Sie tritt allerdings für die Diktatur des Proletariats ein - übrigens nicht nur in Nordrhein-Westfalen - weil die die einzig mögliche Alternative zur Diktatur des Finanzkapitals, die wir heute haben, darstellt. Bei ersterer herrscht Demokratie für alle werktätigen Menschen, bei letzterer nur für die wenigen Kapitaleigner. Dieses Dilemma kommt ja in Schmicklers Wahl des kleineren Übels gerade zum Ausdruck.

 

Die Stigmatisierung mit den antikommunistischen Kampfbegriffen „stalinistisch-maoistisch“ und „Sekte“ hat ihren Ursprung übrigens in der „Schwesterbehörde“ der Bundeszentrale für politische Bildung, dem sogenannten „Verfassungsschutz“, und bei ihm nahestehenden sogenannten "Politikwissenschaftlern". Die verdienen sogar ihr Geld damit, alle, die über den sehr eindimensionalen Horizont des Kapitalismus hinausdenken mit pseudowissenschaftlichen Verunglimpfungen im Sinne der antikommunistischen Staatsreligion zu belegen.

 

Ob Wilfried Schmickler, der an anderer Stelle die tiefbraunen Verstrickungen des "Verfassungsschutzes" aufdeckt, bewusst ist, dass er nun selbst dessen „Argumente“ übernimmt.

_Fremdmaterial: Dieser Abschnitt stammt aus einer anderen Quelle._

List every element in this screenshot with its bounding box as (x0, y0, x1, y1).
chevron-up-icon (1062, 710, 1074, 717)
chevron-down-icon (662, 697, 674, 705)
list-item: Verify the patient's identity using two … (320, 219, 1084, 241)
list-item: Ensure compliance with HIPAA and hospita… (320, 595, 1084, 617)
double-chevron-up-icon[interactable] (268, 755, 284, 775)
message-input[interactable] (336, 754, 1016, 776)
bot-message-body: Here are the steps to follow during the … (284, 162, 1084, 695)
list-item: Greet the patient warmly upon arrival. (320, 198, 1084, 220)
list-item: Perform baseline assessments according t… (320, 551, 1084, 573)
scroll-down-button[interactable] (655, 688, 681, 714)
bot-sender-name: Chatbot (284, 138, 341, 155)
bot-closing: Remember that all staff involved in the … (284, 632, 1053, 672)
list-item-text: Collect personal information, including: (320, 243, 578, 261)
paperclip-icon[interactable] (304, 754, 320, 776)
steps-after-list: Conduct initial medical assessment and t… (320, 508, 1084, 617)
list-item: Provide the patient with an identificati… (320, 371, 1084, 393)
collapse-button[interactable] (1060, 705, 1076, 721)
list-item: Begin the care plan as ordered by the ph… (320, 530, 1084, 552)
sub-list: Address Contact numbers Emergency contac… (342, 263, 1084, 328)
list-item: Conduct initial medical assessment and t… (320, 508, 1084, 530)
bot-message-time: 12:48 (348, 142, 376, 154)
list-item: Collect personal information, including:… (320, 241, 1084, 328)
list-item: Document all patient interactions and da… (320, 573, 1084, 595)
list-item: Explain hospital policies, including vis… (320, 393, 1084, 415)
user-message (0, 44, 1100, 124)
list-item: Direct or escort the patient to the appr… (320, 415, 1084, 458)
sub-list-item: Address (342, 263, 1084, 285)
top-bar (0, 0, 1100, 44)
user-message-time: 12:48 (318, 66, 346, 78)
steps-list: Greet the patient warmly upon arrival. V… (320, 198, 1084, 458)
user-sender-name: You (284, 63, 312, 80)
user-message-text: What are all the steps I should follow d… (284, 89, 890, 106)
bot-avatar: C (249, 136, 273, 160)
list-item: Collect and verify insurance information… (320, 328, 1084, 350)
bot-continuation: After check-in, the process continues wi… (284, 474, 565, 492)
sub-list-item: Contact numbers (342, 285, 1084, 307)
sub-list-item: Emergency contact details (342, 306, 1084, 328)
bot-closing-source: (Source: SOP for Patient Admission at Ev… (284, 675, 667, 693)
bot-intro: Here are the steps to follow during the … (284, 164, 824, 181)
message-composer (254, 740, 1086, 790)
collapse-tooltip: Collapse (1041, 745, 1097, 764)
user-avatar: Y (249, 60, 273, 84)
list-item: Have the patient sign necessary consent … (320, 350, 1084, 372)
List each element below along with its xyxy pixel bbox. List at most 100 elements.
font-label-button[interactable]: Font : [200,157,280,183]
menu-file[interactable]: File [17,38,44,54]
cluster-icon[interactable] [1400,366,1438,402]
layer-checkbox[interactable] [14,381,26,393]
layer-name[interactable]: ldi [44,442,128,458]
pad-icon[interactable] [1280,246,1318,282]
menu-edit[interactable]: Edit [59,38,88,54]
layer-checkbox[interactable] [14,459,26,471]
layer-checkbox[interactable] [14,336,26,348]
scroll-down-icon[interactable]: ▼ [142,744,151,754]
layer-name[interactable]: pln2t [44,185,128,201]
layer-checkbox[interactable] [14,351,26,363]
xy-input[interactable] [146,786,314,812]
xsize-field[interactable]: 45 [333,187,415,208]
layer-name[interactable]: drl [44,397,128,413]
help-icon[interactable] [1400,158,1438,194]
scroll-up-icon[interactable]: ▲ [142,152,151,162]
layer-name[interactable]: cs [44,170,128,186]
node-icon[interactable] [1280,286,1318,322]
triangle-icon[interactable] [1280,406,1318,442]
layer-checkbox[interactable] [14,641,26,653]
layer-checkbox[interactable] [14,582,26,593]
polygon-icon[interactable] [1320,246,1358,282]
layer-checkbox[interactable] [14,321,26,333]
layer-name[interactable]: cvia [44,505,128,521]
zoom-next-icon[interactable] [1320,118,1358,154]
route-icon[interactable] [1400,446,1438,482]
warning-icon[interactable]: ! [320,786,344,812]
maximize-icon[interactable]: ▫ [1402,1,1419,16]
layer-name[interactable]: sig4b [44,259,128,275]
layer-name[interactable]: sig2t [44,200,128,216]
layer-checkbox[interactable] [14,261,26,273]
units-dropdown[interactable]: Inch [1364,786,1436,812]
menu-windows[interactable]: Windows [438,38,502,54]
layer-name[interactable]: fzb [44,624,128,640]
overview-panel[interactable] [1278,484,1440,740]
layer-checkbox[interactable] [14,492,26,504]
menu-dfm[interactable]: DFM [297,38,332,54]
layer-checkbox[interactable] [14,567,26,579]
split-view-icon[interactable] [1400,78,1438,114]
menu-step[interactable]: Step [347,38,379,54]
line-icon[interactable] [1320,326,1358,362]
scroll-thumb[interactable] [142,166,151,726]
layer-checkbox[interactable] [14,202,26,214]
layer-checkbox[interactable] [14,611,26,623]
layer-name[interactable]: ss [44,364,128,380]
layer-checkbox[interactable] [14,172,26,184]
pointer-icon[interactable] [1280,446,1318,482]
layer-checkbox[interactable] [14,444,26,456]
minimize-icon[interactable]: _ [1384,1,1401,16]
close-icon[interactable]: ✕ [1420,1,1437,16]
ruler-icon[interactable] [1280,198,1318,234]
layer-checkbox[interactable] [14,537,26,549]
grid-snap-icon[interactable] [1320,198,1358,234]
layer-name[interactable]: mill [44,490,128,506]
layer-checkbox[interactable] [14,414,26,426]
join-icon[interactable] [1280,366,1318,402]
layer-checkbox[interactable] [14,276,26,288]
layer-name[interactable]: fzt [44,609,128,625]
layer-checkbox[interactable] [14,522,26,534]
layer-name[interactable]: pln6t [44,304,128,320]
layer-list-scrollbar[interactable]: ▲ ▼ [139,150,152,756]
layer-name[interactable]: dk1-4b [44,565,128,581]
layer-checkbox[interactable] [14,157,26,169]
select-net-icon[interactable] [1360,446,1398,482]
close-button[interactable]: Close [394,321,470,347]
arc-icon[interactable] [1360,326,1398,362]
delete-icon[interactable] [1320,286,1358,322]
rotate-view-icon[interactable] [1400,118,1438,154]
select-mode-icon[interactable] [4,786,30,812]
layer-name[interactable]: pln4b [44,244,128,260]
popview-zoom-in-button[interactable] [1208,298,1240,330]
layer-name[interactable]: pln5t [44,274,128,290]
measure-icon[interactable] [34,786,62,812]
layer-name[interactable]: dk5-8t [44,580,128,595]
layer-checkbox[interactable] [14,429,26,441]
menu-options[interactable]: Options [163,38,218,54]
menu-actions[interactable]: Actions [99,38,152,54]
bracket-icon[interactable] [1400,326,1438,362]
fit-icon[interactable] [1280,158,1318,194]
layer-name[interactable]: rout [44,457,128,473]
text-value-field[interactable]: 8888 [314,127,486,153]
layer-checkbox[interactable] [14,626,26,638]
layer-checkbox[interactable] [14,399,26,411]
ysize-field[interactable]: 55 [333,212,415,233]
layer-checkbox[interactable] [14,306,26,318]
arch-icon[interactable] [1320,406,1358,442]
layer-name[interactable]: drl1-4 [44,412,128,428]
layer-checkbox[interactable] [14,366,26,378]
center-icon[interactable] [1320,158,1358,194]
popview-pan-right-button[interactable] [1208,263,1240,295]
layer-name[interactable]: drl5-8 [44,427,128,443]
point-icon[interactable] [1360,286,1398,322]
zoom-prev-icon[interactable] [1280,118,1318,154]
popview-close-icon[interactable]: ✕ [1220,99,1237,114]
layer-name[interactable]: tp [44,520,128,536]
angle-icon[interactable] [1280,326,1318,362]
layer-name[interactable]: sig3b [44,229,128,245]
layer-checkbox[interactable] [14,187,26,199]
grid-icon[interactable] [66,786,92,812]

Wilfried Schmickler hat recht: Wer über das quälende kleinere Übel hinaus will, muss zur Internationalistischen Liste/MLPD gelangen. Er hat aber auch unrecht: Wenn man statt den trüben Verunglimpfungen im Netz die reale Partei in der Wirklichkeit aufspürt, braucht man davor keine Angst zu haben.